Keras Multitask learning with two different input sample size

NEW ANSWER:

Here I am writing a solution with TensorFlow 2. So, what you need is:

  1. to define a dynamic input that takes its shape from the data

  2. to use average pooling so your dens layer dimension is independent of input dimensions.

  3. to calculate losses separately

Here is your example modified to work:

## Do this
#pip install tensorflow==2.0.0

import tensorflow.keras as keras
import numpy as np
from tensorflow.keras.models import Model


data_1=np.array([[25,  5, 11, 24,  6],
       [25,  5, 11, 24,  6],
       [25,  0, 11, 24,  6],
       [25, 11, 28, 11, 24],
       [25, 11,  6, 11, 11]])

data_2=np.array([[25, 11, 31,  6, 11],
       [25, 11, 28, 11, 31],
       [25, 11, 11, 11, 31]])

Y_1=np.array([[2.33],
       [2.59],
       [2.59],
       [2.54],
       [4.06]])


Y_2=np.array([[2.9],
       [2.54],
       [4.06]])



user_input = keras.layers.Input(shape=((None,)), name='Input_1')
products_input =  keras.layers.Input(shape=((None,)), name='Input_2')

shared_embed=(keras.layers.Embedding(37, 3, input_length=5))
user_vec_1 = shared_embed(user_input )
user_vec_2 = shared_embed(products_input )

x = keras.layers.GlobalAveragePooling1D()(user_vec_1)
nn = keras.layers.Dense(90, activation='relu',name='layer_1')(x)
result_a = keras.layers.Dense(1, activation='linear', name='output_1')(nn)

# Task 2 FC layers
x = keras.layers.GlobalAveragePooling1D()(user_vec_2)
nn1 = keras.layers.Dense(90, activation='relu', name='layer_2')(x)

result_b = keras.layers.Dense(1, activation='linear',name='output_2')(nn1)

model = Model(inputs=[user_input , products_input], outputs=[result_a, result_b])


loss = tf.keras.losses.MeanSquaredError()
optimizer = tf.keras.optimizers.Adam()

loss_values = []
num_iter = 300
for i in range(num_iter):
    with tf.GradientTape() as tape:
        # Forward pass.
        logits = model([data_1, data_2])          
        loss_value = loss(Y_1, logits[0]) + loss(Y_2, logits[1]) 
        loss_values.append(loss_value)
    gradients = tape.gradient(loss_value, model.trainable_weights)          
    optimizer.apply_gradients(zip(gradients, model.trainable_weights))

import matplotlib.pyplot as plt
plt.plot(range(num_iter), loss_values)
plt.xlabel("iterations")
plt.ylabel('loss value')

enter image description here

OLD ANSWER:

It seems your problem is not a coding problem, it's a machine learning problem!

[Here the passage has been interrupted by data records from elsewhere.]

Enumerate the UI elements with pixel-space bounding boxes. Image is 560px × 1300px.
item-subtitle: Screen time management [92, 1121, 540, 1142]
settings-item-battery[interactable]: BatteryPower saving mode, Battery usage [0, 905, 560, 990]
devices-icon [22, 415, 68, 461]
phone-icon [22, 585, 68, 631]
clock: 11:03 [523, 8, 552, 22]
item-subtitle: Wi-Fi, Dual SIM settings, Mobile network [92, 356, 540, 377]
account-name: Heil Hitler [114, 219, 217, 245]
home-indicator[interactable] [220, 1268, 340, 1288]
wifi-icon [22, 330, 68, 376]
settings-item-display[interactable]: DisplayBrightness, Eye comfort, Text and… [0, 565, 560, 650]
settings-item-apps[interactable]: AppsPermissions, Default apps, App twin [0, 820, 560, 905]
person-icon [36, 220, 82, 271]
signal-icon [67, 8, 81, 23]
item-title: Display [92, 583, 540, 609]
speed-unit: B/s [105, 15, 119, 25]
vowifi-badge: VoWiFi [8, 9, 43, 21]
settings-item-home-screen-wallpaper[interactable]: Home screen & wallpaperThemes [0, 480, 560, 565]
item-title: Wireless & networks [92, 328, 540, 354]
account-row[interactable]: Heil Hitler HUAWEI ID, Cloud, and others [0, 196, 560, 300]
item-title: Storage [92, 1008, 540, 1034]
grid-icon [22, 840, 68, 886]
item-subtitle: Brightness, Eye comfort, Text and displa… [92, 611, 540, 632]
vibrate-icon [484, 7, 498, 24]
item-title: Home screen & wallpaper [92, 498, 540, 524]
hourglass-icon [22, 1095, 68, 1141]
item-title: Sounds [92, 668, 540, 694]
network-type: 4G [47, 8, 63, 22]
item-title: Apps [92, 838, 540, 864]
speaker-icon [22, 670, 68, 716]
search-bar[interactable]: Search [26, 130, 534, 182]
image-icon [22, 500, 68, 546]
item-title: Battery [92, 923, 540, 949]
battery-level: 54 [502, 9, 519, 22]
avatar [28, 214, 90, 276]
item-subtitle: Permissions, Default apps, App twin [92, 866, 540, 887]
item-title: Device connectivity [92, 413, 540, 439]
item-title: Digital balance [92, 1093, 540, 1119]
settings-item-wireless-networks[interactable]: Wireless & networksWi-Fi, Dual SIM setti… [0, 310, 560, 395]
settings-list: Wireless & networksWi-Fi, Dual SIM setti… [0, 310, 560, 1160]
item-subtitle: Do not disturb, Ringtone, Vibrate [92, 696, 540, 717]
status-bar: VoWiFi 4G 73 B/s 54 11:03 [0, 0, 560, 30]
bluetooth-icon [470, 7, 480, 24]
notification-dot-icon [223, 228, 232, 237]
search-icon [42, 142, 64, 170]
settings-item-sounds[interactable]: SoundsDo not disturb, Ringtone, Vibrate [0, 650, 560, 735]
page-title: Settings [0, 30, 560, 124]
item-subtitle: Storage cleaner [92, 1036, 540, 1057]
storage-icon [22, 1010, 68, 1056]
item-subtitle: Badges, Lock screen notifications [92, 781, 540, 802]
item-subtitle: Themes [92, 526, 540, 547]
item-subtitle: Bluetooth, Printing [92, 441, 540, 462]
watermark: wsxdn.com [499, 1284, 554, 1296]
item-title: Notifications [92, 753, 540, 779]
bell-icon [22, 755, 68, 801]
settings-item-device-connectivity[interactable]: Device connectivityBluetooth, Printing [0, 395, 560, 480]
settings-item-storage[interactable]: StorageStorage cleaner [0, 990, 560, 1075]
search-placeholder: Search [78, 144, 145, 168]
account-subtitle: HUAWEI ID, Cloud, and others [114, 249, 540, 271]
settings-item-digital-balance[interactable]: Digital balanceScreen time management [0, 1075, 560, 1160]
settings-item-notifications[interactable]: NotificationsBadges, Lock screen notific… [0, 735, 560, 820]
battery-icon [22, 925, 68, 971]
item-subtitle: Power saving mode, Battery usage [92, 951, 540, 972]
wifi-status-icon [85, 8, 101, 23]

You have to pair your datasets: It means, you have to feed your Keras model on both of its input layers at each round.

The solution is up-sampling your smaller dataset in a way that size of both datasets are same. And the way that you do it depends on the semantics of your datasets. The other option is downsampling your bigger dataset, which is not recommended.

In a very basic situation, if we assume samples are i.i.d. across datasets, you can use the following code:

random_indices = np.random.choice(data_2.shape[0],
data_1.shape[0], replace=True) 

upsampled_data_2 = data_2[random_indices]

So, you get a new version of your smaller dataset, upsampled_data_2, that contains some repeated samples, but with the same size to your bigger dataset.


It's not clear in your question if you're trying to:

  1. Build a single model that takes a user and a product, and predicts two things about that (user, product) pair. If the user and product aren't paired, then it's not clear that this means anything (as @matias-valdenegro pointed out). If you pair up a random element of the other type (as in the first answer).. hopefully each output will just learn to ignore the other input. This would be equivalent to:

  2. Build two models, that share an embedding layer (in which case the concat doesn't make any sense). If Y1 has the same length as data1 and Y2 has the same shape as data2 then this is probably what you want. This way if you have a user you can run the user model, and if you have a product you can run the product model.

I think you really want #2. To train it you can do something like:

for user_batch, product_batch in zip(user_data.shuffle().repeat(), 
                                     product_data.shuffle().repeat()): 
  user_model.train_on_batch(*user_batch)
  product_model.train_on_batch(*product_batch)
  step = 1
  if step > STEPS:
    break

Or, wrap them both in a combined model:

user_result = user_model(user_input)
product_result = product_model(product_input)

model = Model(inputs=[user_input , products_input], 
              outputs=[user_result, product_result])

model.compile(optimizer='rmsprop',
              loss='mse',
              metrics=['accuracy'])

model.fit([data_1, data_2], [Y_1,Y_2], epochs=10)

Regardless of which training procedure you use, you should normalized the output ranges so that the two model's losses are comparable. The first procedure will alternate epochs or steps. The second does a single gradient step on the weighted sum of the two losses. You may want to check which loss weighting works best for you.